The theatricality of land, translation, scientific measurement
~ Brock Riggins
Photogrammetry, the photo-software technique that make up the video’s visuals, is beautiful in its ability to create stages. No matter the object or place that is captured the software translates it into a three-dimensional void space where it is able to sit fully rotational as if it was either underwater or between planets. Using this feeling of ‘stage making’ I captured my friends in a series of poses that were then (inevitably) morphed into glitchy ghosts after being put into the software. For the audio I had the same friends, plus me in a small role, read over Act IV, Scene I of Shakespeare’s All’s Well That Ends Well. The scene centers around an inability to translate, costuming, and the desire for information, which are all themes I find central in our interactions with nature. The photographs of the actors were made after placing their real portraits through a website that generates look-alikes (https://generated.photos/anonymizer).

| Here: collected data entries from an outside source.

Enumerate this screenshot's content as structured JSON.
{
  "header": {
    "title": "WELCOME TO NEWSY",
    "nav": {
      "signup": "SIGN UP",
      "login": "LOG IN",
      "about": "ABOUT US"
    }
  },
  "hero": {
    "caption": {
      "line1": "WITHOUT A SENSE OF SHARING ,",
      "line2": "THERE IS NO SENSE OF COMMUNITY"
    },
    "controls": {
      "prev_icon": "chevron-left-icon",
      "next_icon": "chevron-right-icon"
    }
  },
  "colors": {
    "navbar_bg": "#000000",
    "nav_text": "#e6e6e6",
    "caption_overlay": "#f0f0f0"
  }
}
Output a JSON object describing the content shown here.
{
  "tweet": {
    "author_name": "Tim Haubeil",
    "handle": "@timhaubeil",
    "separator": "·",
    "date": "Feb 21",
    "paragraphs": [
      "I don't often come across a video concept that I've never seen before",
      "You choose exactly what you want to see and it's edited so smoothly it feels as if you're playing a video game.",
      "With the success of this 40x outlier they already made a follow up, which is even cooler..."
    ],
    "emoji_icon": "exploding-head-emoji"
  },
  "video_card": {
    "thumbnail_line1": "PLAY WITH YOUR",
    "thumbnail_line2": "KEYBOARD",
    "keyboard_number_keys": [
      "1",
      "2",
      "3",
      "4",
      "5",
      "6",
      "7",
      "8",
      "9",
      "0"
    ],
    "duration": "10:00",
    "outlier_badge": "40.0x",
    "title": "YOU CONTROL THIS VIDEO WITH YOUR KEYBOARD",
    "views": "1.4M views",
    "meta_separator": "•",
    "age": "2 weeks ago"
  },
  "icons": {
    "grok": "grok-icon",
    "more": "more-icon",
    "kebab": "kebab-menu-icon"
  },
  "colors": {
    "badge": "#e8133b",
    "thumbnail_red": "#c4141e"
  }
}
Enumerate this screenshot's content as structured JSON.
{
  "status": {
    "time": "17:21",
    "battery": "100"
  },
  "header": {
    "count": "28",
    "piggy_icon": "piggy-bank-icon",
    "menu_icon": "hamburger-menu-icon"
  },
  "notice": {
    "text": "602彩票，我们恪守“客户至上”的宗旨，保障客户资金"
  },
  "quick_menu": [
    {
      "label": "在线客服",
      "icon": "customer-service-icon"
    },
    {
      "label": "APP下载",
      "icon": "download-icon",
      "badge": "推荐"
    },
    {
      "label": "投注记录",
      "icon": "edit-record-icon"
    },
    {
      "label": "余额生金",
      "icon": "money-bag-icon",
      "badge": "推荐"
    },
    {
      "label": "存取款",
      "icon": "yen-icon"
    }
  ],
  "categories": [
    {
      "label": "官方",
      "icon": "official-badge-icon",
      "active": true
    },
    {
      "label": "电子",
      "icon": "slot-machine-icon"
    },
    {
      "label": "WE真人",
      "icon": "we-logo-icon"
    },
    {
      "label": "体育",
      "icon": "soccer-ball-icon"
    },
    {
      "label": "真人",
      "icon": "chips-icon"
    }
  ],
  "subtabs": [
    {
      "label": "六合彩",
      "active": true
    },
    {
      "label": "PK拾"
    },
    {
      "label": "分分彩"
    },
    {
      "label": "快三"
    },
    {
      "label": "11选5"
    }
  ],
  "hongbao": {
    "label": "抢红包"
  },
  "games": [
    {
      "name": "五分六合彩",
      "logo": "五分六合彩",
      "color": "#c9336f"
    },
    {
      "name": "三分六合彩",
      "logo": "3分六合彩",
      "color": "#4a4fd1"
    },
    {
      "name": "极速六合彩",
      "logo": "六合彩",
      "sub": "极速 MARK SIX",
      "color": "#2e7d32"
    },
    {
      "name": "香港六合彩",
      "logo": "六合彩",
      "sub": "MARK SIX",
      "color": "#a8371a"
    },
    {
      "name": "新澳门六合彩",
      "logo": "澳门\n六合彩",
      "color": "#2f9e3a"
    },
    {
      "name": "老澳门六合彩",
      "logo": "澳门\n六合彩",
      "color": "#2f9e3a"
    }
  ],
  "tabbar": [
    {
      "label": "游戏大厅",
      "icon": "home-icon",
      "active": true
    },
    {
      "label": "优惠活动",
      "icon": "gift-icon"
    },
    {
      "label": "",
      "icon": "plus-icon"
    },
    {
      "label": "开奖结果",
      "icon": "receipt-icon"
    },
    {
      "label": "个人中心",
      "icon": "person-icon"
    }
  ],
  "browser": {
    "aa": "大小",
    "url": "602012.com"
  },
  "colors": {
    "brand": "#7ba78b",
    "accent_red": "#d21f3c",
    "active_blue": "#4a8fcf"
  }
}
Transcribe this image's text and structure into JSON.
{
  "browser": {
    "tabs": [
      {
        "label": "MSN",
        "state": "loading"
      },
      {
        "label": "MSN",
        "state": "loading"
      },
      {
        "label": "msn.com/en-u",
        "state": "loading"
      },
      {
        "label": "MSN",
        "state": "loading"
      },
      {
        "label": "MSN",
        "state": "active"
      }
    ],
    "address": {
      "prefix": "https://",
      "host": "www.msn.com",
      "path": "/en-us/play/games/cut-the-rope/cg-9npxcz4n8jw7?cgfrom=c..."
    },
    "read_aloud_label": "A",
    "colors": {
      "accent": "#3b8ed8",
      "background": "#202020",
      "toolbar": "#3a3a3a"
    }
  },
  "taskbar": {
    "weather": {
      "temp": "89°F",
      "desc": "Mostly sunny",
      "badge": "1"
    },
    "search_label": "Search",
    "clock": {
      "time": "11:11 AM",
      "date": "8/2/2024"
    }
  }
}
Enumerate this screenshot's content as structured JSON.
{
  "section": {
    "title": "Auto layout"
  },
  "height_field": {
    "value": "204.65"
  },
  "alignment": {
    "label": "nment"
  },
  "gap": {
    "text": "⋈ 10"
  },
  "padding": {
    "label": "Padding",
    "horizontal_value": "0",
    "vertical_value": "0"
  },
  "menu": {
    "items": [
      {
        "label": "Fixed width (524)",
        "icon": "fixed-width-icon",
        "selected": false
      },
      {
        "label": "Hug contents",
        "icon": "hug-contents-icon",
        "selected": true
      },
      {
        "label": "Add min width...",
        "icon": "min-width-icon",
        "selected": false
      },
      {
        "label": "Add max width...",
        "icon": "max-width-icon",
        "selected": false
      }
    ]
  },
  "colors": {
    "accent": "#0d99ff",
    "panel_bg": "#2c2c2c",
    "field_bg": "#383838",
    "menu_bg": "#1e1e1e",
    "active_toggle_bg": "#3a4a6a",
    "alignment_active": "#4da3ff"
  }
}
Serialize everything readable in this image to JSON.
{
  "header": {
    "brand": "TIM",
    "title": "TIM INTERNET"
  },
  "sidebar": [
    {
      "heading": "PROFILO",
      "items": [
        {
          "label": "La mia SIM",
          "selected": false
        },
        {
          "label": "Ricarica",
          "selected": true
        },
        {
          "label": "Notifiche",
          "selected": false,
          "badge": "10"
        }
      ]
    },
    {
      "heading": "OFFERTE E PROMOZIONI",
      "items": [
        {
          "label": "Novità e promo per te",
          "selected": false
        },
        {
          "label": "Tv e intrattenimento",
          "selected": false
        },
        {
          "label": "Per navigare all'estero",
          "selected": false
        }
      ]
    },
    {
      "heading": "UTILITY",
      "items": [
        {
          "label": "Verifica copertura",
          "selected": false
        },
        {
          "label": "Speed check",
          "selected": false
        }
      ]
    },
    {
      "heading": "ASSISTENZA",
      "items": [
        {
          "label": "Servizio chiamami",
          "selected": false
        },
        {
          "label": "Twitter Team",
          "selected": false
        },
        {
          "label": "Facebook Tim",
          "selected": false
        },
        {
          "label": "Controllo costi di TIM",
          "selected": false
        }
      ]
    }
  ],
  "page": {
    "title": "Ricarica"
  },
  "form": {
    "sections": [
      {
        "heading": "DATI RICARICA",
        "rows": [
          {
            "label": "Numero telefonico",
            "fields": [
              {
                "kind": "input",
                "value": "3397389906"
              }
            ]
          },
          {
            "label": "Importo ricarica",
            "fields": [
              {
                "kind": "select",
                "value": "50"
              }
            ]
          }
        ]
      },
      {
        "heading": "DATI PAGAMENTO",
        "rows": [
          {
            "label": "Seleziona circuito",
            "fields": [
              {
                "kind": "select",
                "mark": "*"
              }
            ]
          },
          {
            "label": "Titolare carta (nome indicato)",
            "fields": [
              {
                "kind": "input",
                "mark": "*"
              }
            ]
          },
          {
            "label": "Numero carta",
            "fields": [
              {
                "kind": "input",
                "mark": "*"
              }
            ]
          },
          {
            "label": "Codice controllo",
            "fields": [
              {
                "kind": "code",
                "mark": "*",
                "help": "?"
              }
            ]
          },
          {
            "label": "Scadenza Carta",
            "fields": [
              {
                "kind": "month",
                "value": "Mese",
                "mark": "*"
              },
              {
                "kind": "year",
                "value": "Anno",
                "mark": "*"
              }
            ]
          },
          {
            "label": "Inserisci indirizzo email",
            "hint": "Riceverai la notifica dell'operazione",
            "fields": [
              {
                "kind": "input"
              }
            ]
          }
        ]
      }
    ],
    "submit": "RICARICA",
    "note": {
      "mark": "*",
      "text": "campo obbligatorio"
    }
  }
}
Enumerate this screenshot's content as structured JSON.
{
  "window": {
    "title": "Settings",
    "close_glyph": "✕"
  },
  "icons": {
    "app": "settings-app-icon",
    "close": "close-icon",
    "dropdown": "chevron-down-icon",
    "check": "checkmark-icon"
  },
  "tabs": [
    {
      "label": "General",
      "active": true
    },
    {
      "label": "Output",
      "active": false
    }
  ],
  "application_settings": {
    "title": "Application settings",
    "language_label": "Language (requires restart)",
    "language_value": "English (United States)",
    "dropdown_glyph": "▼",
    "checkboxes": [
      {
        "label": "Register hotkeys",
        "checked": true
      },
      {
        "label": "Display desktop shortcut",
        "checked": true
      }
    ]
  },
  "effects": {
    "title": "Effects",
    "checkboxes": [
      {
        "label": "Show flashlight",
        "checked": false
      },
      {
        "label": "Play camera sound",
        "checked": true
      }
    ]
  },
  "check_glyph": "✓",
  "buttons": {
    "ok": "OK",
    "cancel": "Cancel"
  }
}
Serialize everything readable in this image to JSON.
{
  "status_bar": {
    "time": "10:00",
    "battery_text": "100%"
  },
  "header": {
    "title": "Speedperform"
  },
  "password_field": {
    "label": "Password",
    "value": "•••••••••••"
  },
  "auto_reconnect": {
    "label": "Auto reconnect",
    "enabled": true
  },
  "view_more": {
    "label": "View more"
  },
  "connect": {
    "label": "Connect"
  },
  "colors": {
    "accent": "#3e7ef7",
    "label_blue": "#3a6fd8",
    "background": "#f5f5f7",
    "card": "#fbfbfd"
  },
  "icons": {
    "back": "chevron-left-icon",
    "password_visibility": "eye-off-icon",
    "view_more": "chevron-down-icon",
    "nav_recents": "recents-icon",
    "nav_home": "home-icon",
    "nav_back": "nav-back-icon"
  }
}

Gaia theory sees the Earth as a singular being. Critical zone theory aims to focus Earth-scientific inquiry towards the interactions between species within the area just below and above the soil. Both lay out a conceptual image of Earth as an ‘organism’ which helps promote the idea that it is through a complex interaction of parts that life is allowed to occur. In this strain the Earth has also, by Lewis Thomas, been conceptualized as a cell. I believe a better imaginization, and one that is more able to include the relationships of human histories onto and within the natural world, is to think of it as a theatre. The enormous breathing infrastructure that is a theatre, with stagehands, ticket salesman, audience, sound people, tailors, actors, etc. (not to mention the histories and animals the play is referencing and the trees and stones that built the building) is clearly akin to an ecosystem. Additionally, just as actors are bound to an ever evolving stage, so too are we bound to land. Pairing theatre, particularly from early modern England, with images and technologies that suggest futurity gives an eerie feeling that something or someone (maybe some other species) is play-acting humanity within the void space of photogrammetry. Maybe this is how the empty spaces of software speak – with a confused silence like that of leaves.
Bio – Brock Riggins
Brock Riggins is a junior in the studio art program at New York University. Working in video, installation, and drawing he investigates theatricality and translation within our relationships to architectural and natural spaces. He is a part of the Institute for Experimental Ecological Arts and is currently working on an essay about the subjectivities of influencers.